Features | Concerts

Junior Boys

By Andrew Hall | 26 September 2011

And once again I’m taken by surprise when I realize that a band that’s been doing their thing, and doing it well for over seven years, has found itself a pretty substantial audience. With the breakout success of 2004’s Last Exit and its followup, 2006’s So This Is Goodbye, effectively behind them, Junior Boys have settled into a comfortable niche making patient, intimate electro-pop for an ever-expanding group of people that appears, if their Seattle show on this tour is any indicator, to have only minimal interest in hype cycles and discovering the Next Big Thing, whatever that might be. They had internalized these songs—they know the words to even at least half of the new album, It’s All True, one even has a handmade shirt quoting the chorus to “You’ll Improve Me,” and after someone yells “FUCK YOU SEATTLE, DANCE,” they move at least 50% more than they did before someone yelled “FUCK YOU SEATTLE, DANCE.”

And Junior Boys appreciate it. Singer/guitarist/pianist Jeremy Greenspan has spoken at length both times I’ve seen them here about how much he enjoys playing at Neumos, celebrating the arcade machines and graffiti in the venue’s greenroom, and their sets have sounded good on both occasions. Though Greenspan and Matthew Didemus at one point performed largely sampler-driven sets, and were running an all-hardware setup when touring in support of Begone Dull Care (2009), their current configuration divided duties more evenly between the three-piece; in addition to their live drummer, Didemus now plays a handful of synths and has added an Ableton rig to their arsenal, leaving Greenspan to spend large periods of the set on a single instrument rather than moving between different racked keyboards, guitar, and bass.

As such, they sounded considerably less fatigued, taking less time to fall into a groove that they rode out pretty well over the course of an hour or so.

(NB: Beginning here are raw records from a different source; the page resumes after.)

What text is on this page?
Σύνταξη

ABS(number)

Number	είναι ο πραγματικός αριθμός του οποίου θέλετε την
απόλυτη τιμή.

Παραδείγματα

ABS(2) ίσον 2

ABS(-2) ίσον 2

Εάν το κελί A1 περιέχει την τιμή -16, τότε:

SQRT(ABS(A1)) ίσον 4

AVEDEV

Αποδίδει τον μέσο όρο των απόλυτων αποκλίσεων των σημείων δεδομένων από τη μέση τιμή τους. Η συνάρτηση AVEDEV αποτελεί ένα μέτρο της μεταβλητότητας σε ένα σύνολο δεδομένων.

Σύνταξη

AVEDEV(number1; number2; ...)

The often-plodding Begone Dull Care material was jettisoned in favor of It’s All True’s, which moves at similar tempos and feels equally uninterested in hooks, but stays propulsive in a way that much of its predecessor didn’t, while So This Is Goodbye has been reduced to a handful of hits (all of which still prompt the loudest applause) and “Teach Me How To Fight” served as the sole song from Last Exit. However, nothing received as drastic a reinterpretation as the massive rework of “Under the Sun,” which practically sounded like a Studio remix, that served as their last tour’s encore; tonight, they simply played epic-length closer “Banana Ripple” essentially as it sounds recorded, though this wasn’t a bad thing.

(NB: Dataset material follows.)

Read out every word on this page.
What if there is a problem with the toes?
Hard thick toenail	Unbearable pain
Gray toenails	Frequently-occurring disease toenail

Montreal’s Young Galaxy, who opened the show, exist in limbo as they simultaneously work through both the dream pop of their past and the patient, downtempo reimagining of it that they dealt in on their quite good (and Dan Lissvik of Studio-reworked) Shapeshifting. As a consequence, their set, which was split across their entire catalog, felt awkward in places; the early stuff came across as overplayed at times while their new material struggled to maintain its momentum when a real band—and one driven mostly by guitars—approached it, making a strong case for rearranging the back catalog and their touring instrumentation to better complement what they do now. An unnecessarily loud mix certainly didn’t help matters, occasionally burying singer Cathering McCandless’ vocals under a wall of nearly-clipping bass. However, their songs were still there and feel only a few steps away from working well in a live setting.

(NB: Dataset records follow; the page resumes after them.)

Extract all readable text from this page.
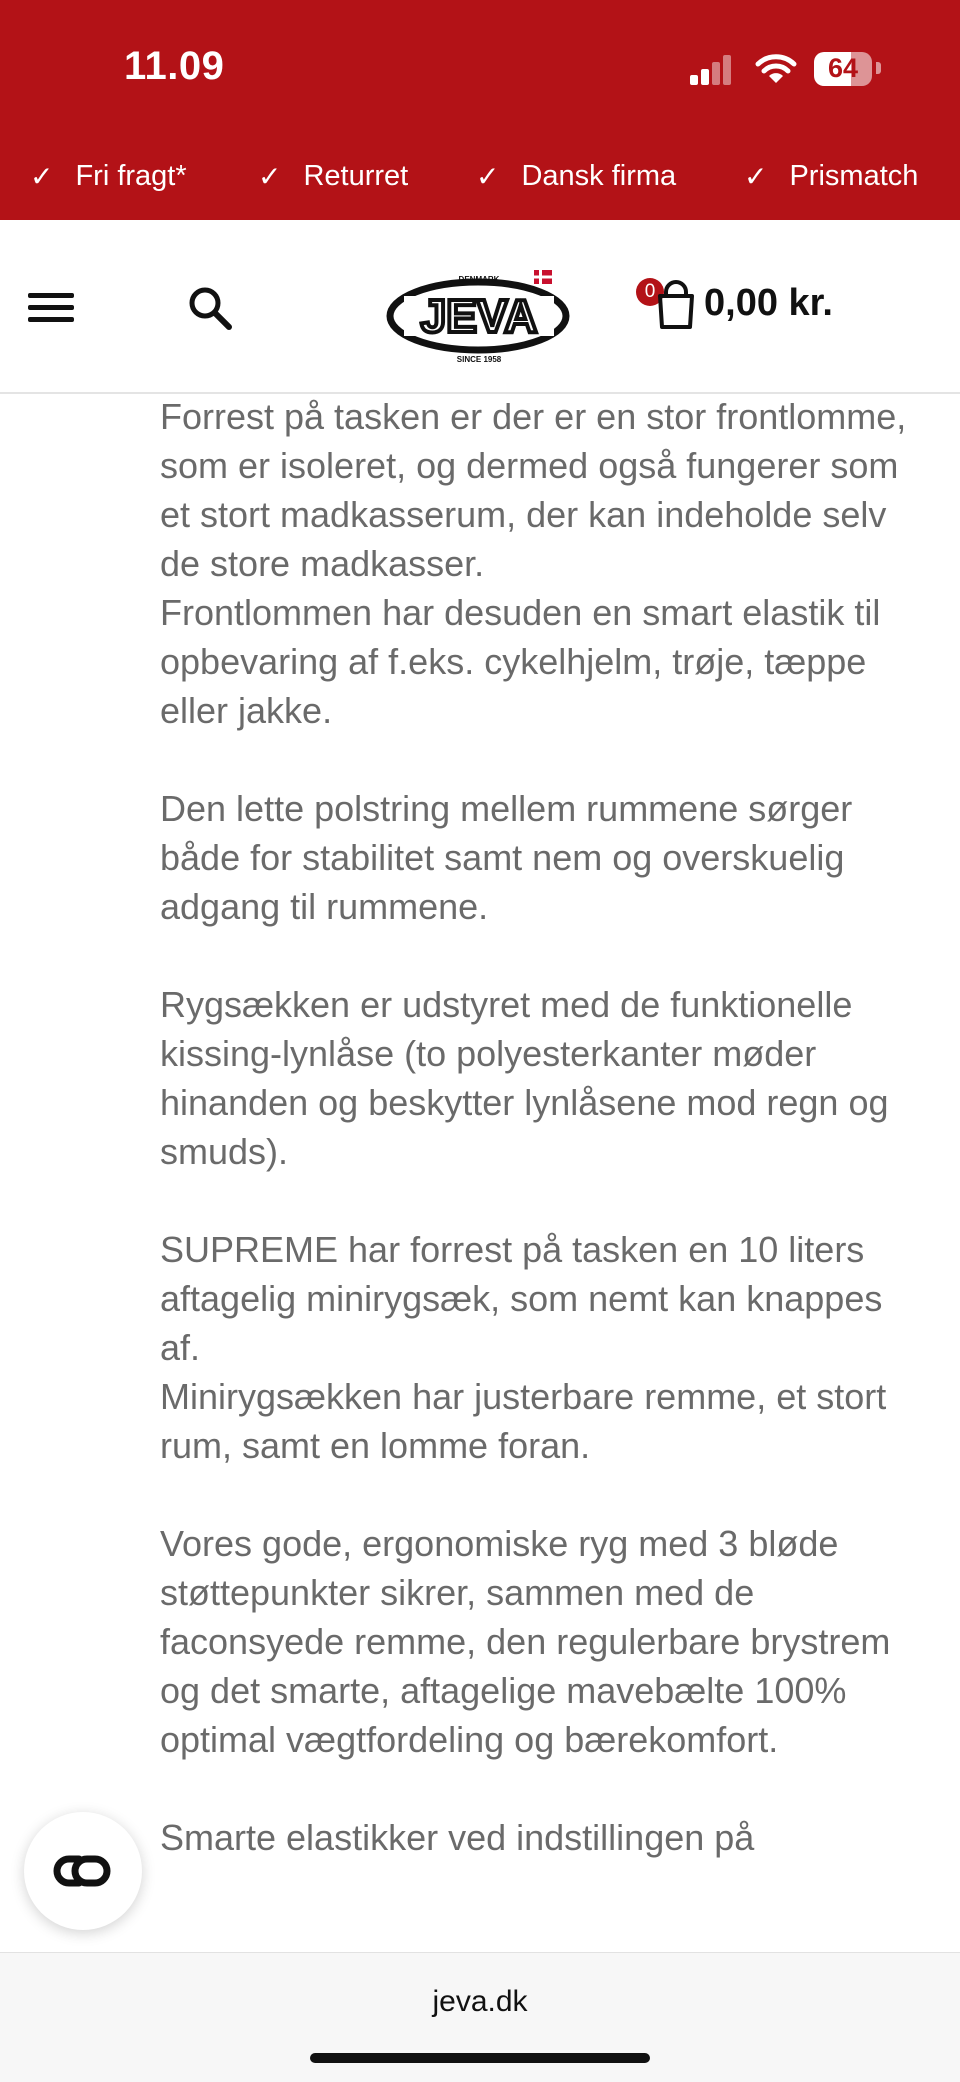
11.09	64
✓ Fri fragt*	✓ Returret ✓ Dansk firma ✓ Prismatch
JEVA
DENMARK
SINCE 1958
0 0,00 kr.

Forrest på tasken er der er en stor frontlomme, som er isoleret, og dermed også fungerer som et stort madkasserum, der kan indeholde selv de store madkasser.
Frontlommen har desuden en smart elastik til opbevaring af f.eks. cykelhjelm, trøje, tæppe eller jakke.

Den lette polstring mellem rummene sørger både for stabilitet samt nem og overskuelig adgang til rummene.

Rygsækken er udstyret med de funktionelle kissing-lynlåse (to polyesterkanter møder hinanden og beskytter lynlåsene mod regn og smuds).

SUPREME har forrest på tasken en 10 liters aftagelig minirygsæk, som nemt kan knappes af.
Minirygsækken har justerbare remme, et stort rum, samt en lomme foran.

Vores gode, ergonomiske ryg med 3 bløde støttepunkter sikrer, sammen med de faconsyede remme, den regulerbare brystrem og det smarte, aftagelige mavebælte 100% optimal vægtfordeling og bærekomfort.

Smarte elastikker ved indstillingen på

jeva.dk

If this show’s an indicator of anything, it’s that Junior Boys merely have to continue doing exactly what they’re doing now if they want to continue bolstering a rather dedicated fanbase. Though Greenspan and Didemus are no longer at the forefront of any trends, their songcraft has carried and will carry them far, and so long as there’s someone to aggressively tell a room to dance to it, they’ll be danced to.